Ross-Celaius was seen in other footage shooting the child with an airsoft gun as she slept, “for no other reason but to wake the child up and to hurt the child,” according to Simmons.

Pictured in a 2013 Street View image is the home on Betty Road in Pensacola, Fla., where authorities allege Andrew Bennett Ross-Celaius, 37, abused and tortured his girlfriend's 2-year-old daughter.

The girl was also forced to wear a dog training collar, which emits an electric shock to force an animal into submission.
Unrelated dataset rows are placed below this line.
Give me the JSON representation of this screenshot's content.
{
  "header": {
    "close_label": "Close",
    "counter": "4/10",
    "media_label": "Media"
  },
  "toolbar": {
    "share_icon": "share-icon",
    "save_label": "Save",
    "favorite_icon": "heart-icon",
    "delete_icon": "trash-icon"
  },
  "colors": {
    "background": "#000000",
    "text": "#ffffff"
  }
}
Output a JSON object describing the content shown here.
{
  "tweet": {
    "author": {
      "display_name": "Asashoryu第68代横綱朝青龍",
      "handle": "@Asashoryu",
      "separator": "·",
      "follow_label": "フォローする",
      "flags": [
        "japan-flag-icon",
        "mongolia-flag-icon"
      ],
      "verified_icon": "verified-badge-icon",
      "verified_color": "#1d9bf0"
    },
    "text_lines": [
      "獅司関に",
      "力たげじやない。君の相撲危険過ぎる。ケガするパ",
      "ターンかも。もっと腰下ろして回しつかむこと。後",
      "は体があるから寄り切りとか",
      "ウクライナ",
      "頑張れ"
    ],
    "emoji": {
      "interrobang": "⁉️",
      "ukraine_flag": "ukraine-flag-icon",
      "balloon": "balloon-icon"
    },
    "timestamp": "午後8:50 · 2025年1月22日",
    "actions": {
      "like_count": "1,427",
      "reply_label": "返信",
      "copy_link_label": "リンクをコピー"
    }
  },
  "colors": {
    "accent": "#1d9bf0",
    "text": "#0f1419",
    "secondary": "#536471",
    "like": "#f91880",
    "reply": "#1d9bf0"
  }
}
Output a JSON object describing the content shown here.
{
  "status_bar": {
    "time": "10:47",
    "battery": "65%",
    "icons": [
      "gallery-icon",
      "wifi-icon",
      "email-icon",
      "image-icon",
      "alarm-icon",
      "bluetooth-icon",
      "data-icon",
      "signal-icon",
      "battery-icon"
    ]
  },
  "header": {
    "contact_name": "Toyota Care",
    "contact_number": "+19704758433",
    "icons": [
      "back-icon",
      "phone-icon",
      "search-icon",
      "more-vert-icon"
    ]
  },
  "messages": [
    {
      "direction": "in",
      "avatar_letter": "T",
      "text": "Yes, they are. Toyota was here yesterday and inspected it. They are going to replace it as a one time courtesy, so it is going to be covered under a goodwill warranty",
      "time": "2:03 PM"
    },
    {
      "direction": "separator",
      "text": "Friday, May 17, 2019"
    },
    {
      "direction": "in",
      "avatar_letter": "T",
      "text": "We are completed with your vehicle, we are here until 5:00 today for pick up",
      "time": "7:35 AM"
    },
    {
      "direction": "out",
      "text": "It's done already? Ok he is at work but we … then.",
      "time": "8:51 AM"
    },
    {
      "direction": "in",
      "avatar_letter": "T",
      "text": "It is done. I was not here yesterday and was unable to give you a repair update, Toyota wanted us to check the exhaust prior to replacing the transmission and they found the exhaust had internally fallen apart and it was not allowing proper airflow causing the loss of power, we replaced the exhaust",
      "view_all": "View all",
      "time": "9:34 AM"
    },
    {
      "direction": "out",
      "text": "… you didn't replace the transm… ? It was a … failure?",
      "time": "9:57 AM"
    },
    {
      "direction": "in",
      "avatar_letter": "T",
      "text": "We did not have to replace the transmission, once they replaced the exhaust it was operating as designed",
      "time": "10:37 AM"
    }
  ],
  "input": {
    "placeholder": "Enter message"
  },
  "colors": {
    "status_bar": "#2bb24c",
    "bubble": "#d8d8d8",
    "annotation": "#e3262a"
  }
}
"You can hear the sounds of the dog collar being activated, and then the shrieking and the pain that the child has suffered as a result of this," Simmons said.

Worse still was footage of Ross-Celaius burning the girl with a small torch, he said.

"I have been in law enforcement for over 30 years, and when I looked at the evidence that we saw here, me and members of my staff were speechless," Simmons said. "When you look at this, it hits you in the heart and you wonder how anyone can be so mean."

Morgan said Ross-Celaius tried to achieve a higher level of terror by wearing a werewolf mask as he tortured the girl.

"If you want to think of something you could do to a child to terrorize her, this child lived through that," the sheriff said.

Simmons said his investigators are still combing through the evidence found on multiple storage drives, reiterating that additional charges against Ross-Celaius were likely.

The chief deputy said, despite the horrors he and other investigators have seen in the case, one thing gives them comfort.

"The only saving grace that I can say is that, at the end of this, at the conclusion of this investigation, we are comforted to some degree by the thought that this precious child will not be harmed tonight," Simmons said. "Not tonight."